The magazine chooses the photographer. The magazine chooses which images to publish. The magazine decides how to present you.

That's fundamentally different from [personal branding photography](/personal-branding), where the goal is to make YOU look good, present YOUR message, serve YOUR needs.

In editorial work, the photographer serves the publication's vision, not the subject's comfort.

Vanity Fair wanted documentary journalism that showed the reality of the Trump White House. They got it.

The Cut wanted artistic, fashion-forward imagery. They got it.

Both approaches create powerful images. But they serve completely different purposes.

Which Style Is "Better"?

Neither. They're just different.

Documentary style reveals truth - sometimes uncomfortable truth. It shows reality, warts and all. It's journalism.

Collaborative art style creates beauty. It's intentional, controlled, polished. It's fashion, it's art, it's aspiration.

Both have their place.

For what it's worth? I love both shoots. The photography in both cases is exceptional.

But if I had to choose which one to shoot myself?

Rama's style is more me. Collaboration. Art direction. Working with the subject to create something beautiful together.
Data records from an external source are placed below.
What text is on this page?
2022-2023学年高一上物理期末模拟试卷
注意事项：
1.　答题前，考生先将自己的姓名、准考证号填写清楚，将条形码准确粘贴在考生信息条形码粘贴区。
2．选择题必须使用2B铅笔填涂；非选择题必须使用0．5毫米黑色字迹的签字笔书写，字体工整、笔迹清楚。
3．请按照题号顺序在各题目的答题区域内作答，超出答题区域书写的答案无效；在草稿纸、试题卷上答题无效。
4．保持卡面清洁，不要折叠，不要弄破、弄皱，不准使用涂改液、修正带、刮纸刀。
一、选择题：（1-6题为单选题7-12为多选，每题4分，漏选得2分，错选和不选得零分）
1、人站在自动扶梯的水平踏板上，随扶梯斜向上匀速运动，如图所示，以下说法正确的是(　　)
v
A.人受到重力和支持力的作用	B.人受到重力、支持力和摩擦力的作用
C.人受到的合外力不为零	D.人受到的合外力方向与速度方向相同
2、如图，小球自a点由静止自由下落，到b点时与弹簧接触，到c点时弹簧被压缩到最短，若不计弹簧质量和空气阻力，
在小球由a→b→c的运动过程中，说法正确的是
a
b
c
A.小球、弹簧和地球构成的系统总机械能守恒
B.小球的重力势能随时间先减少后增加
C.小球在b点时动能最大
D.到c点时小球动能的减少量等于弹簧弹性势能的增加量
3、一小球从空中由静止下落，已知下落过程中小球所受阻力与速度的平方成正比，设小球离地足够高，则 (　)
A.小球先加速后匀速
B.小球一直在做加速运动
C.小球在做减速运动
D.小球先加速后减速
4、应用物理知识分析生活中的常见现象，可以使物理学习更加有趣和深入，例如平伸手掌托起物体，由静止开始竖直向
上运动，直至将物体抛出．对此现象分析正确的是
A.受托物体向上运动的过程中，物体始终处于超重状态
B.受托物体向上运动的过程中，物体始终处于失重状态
That's my approach to photography - creating art, not just documenting reality.

But I'm glad photographers like Christopher Anderson exist. Because sometimes we need someone to show us what's really there, even when it's uncomfortable to look at.

That's the power of photography. It can be art. It can be journalism. It can be both.

These two shoots show us exactly what that difference looks like.